Total amount: € 0,00
HOW TO ORDER
MINERVA UROLOGICA E NEFROLOGICA
A Journal on Nephrology and Urology
Indexed/Abstracted in: EMBASE, PubMed/MEDLINE, Science Citation Index Expanded (SciSearch), Scopus
Impact Factor 0,536
ORIGINAL ARTICLES UROLOGY
Minerva Urologica e Nefrologica 2016 June;68(3):242-9
Association between asymptomatic inflammatory prostatitis NIH category IV and prostatic calcification in patients with obstructive benign prostatic hyperplasia
Paul F. ENGELHARDT 1, Stephan SEKLEHNER 1, Herman BRUSTMANN 2, Claus R. RIEDL 1, Lukas LUSUARDI 3 ✉
1 Department of Urology and Andrology, Lower Austria Regional Hospital of Baden-Mödling, Baden, Austria; 2 Department of Pathology, Lower Austria Regional Hospital of Baden-Mödling, Baden, Austria; 3 Department of Urology and Andrology, Paracelsus Medical University, Salzburg, Austria
BACKGROUND: The aim of this study was to evaluate the incidence of prostatic calcification and prostatitis NIH category IV in patients with obstructive BPH.
METHODS: Ninety-six patients with obstructive BPH who had undergone transurethral electroresection of the prostate gland were evaluated.
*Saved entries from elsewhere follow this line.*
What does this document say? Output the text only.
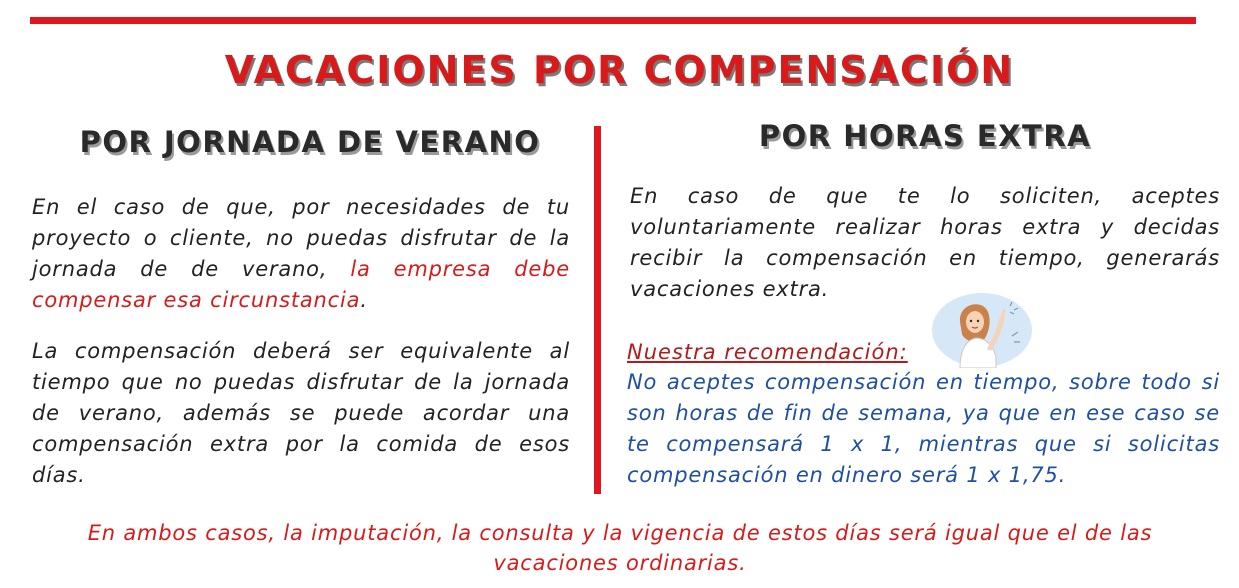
VACACIONES POR COMPENSACIÓN
POR JORNADA DE VERANO	POR HORAS EXTRA
En el caso de que, por necesidades de tu proyecto o cliente, no puedas disfrutar de la jornada de de verano, la empresa debe compensar esa circunstancia.
La compensación deberá ser equivalente al tiempo que no puedas disfrutar de la jornada de verano, además se puede acordar una compensación extra por la comida de esos días.
En caso de que te lo soliciten, aceptes voluntariamente realizar horas extra y decidas recibir la compensación en tiempo, generarás vacaciones extra.
Nuestra recomendación:
No aceptes compensación en tiempo, sobre todo si son horas de fin de semana, ya que en ese caso se te compensará 1 x 1, mientras que si solicitas compensación en dinero será 1 x 1,75.
En ambos casos, la imputación, la consulta y la vigencia de estos días será igual que el de las vacaciones ordinarias.
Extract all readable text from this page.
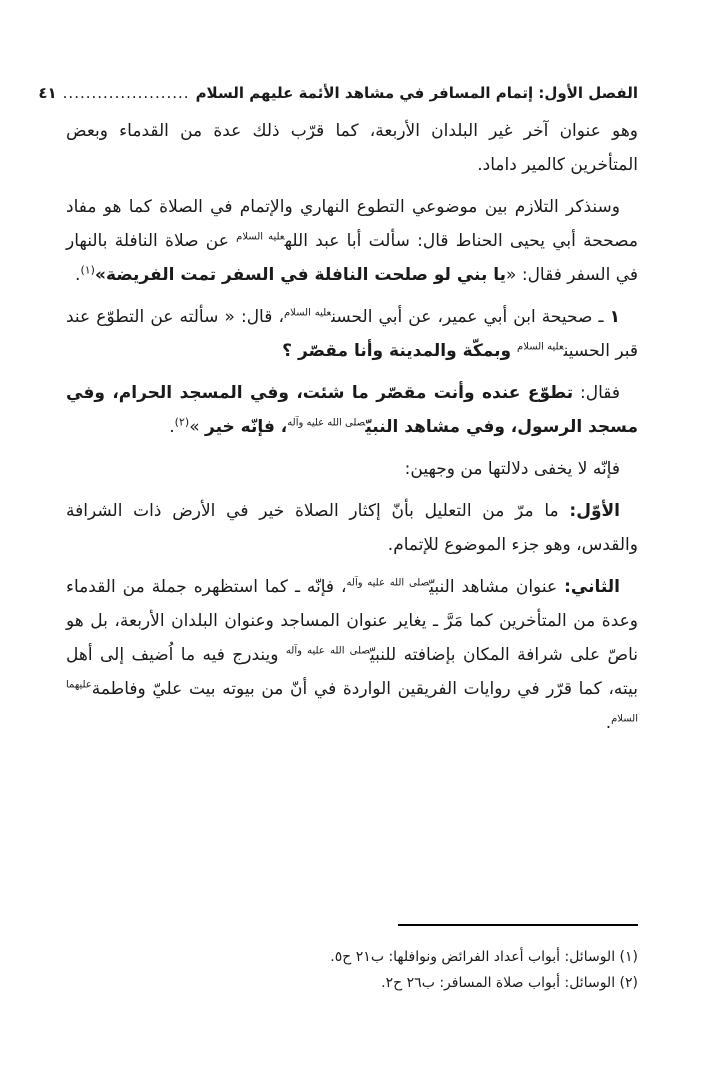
الفصل الأول: إتمام المسافر في مشاهد الأئمة عليهم السلام
......................
٤١

وهو عنوان آخر غير البلدان الأربعة، كما قرّب ذلك عدة من القدماء وبعض المتأخرين كالمير داماد.

وسنذكر التلازم بين موضوعي التطوع النهاري والإتمام في الصلاة كما هو مفاد مصححة أبي يحيى الحناط قال: سألت أبا عبد الله$^{عليه السلام}$ عن صلاة النافلة بالنهار في السفر فقال: «يا بني لو صلحت النافلة في السفر تمت الفريضة»$^{(١)}$.

١ ـ صحيحة ابن أبي عمير، عن أبي الحسن$^{عليه السلام}$، قال: « سألته عن التطوّع عند قبر الحسين$^{عليه السلام}$ وبمكّة والمدينة وأنا مقصّر ؟

فقال: تطوّع عنده وأنت مقصّر ما شئت، وفي المسجد الحرام، وفي مسجد الرسول، وفي مشاهد النبيّ$^{صلى الله عليه وآله}$، فإنّه خير »$^{(٢)}$.

فإنّه لا يخفى دلالتها من وجهين:

الأوّل: ما مرّ من التعليل بأنّ إكثار الصلاة خير في الأرض ذات الشرافة والقدس، وهو جزء الموضوع للإتمام.

الثاني: عنوان مشاهد النبيّ$^{صلى الله عليه وآله}$، فإنّه ـ كما استظهره جملة من القدماء وعدة من المتأخرين كما مَرَّ ـ يغاير عنوان المساجد وعنوان البلدان الأربعة، بل هو ناصّ على شرافة المكان بإضافته للنبيّ$^{صلى الله عليه وآله}$ ويندرج فيه ما اُضيف إلى أهل بيته، كما قرّر في روايات الفريقين الواردة في أنّ من بيوته بيت عليّ وفاطمة$^{عليهما السلام}$.

(١) الوسائل: أبواب أعداد الفرائض ونوافلها: ب٢١ ح٥.
(٢) الوسائل: أبواب صلاة المسافر: ب٢٦ ح٢.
In accordance with a preoperative transrectal ultrasound examination, patients were divided into one group with prostatic calcification (N.=31) and one without (N.=65). Prostatitis NIH category IV was classified according to the grading system by Irani. Correlations between the incidence of prostatic calcification, histological prostatitis, PSA, uric acid, cholesterol, triglycerides, CRP, IPSS, IIEF-25, and NIC-CPSI were analyzed. A stone analysis of prostatic calcification was performed using X-ray powder diffraction.
RESULTS: Sixty-nine (71.9%) patients had NIH category IV prostatitis, accounting for 83.9% of those with prostatic calcification versus 66.1% of those without (P<0.04). Significant correlations were found between prostatic calcification and the severity of inflammation (P<0.02) as well as the NIH-CPSI subdomain of urinary symptoms (P<0.02). The only predictor for prostatic calcifications were elevated levels of uric acid. Such patients were 1.4times more likely of having calcifications in the prostate gland (OR=1.4, P<0.047). Stone analysis revealed the following: apatite in 41.7%, whewellite in 29.2%, weddellite and brushite in 8.7% each, whitlockite, apatite/whewellite and organic substances in 4.2%.
CONCLUSIONS: On ultrasound examination, one third of patients who were treated with TURP for obstructive BPH had prostatic calcification. These were significantly more common in patients with NIH category IV prostatitis.